Issue 2018 - 3

Case report

Congentinal Central Toxoplasma Chorioretinitis - Case Study

Summary

Congenital toxoplasmosis is a globally spread infectious disease caused by transplacental transmission of an intracellular parasitic protozoan Toxoplasma gondii. The infection can cause serious multi-organ complications, and in the case of vertical transmission, can lead up to fetal death – depending on the stage of pregnancy at the time of infection and the overall condition of the mother’s immune system. Chorioretinitis, hydrocephalus and intracranial calcifications are a typical triad of symptoms associated with the disease. Toxoplasmic chorioretinitis in particular is the most common ocular manifestation. If the central retina is affected, it can cause a severe impairment of central visual acuity or lead up to blindness in the child. Prenatal screening of this disease is presently voluntary in the Czech Republic. This article reports on a case study of a toxoplasmic chorioretinitis in a newborn child observed from the active stage and the development of the affected retina over time.
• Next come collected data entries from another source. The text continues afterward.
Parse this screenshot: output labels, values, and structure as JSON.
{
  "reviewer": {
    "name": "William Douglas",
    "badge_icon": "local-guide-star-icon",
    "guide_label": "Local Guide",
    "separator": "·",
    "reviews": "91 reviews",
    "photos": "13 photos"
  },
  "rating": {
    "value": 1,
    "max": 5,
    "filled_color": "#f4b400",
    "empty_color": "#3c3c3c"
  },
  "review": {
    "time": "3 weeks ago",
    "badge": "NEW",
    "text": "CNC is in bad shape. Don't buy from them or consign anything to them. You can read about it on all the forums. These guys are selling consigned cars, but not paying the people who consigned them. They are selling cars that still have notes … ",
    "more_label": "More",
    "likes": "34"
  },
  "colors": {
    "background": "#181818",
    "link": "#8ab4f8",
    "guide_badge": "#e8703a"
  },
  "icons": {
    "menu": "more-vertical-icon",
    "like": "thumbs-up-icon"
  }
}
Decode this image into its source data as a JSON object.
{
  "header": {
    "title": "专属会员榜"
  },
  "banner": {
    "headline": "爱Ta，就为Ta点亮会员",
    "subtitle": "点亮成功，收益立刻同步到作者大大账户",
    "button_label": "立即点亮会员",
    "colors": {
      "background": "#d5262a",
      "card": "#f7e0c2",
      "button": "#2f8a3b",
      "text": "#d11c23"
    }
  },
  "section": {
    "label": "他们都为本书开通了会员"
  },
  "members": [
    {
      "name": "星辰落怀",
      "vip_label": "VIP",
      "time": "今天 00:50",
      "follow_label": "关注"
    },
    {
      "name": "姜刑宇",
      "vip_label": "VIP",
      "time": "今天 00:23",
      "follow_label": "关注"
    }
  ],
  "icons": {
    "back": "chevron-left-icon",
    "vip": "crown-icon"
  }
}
Further is also reported on the diagnostics and the treatment of multi-organ complications which occurred in this patient. Ophthalmologic examination was performed after diagnosis of hydrocephalus, which revealed severe changes of retina. Hydrocephalus was then properly treated. An overview of the diagnostic and therapeutic methods and the screening options available in the Czech Republic compare with other countries is also presented in the report.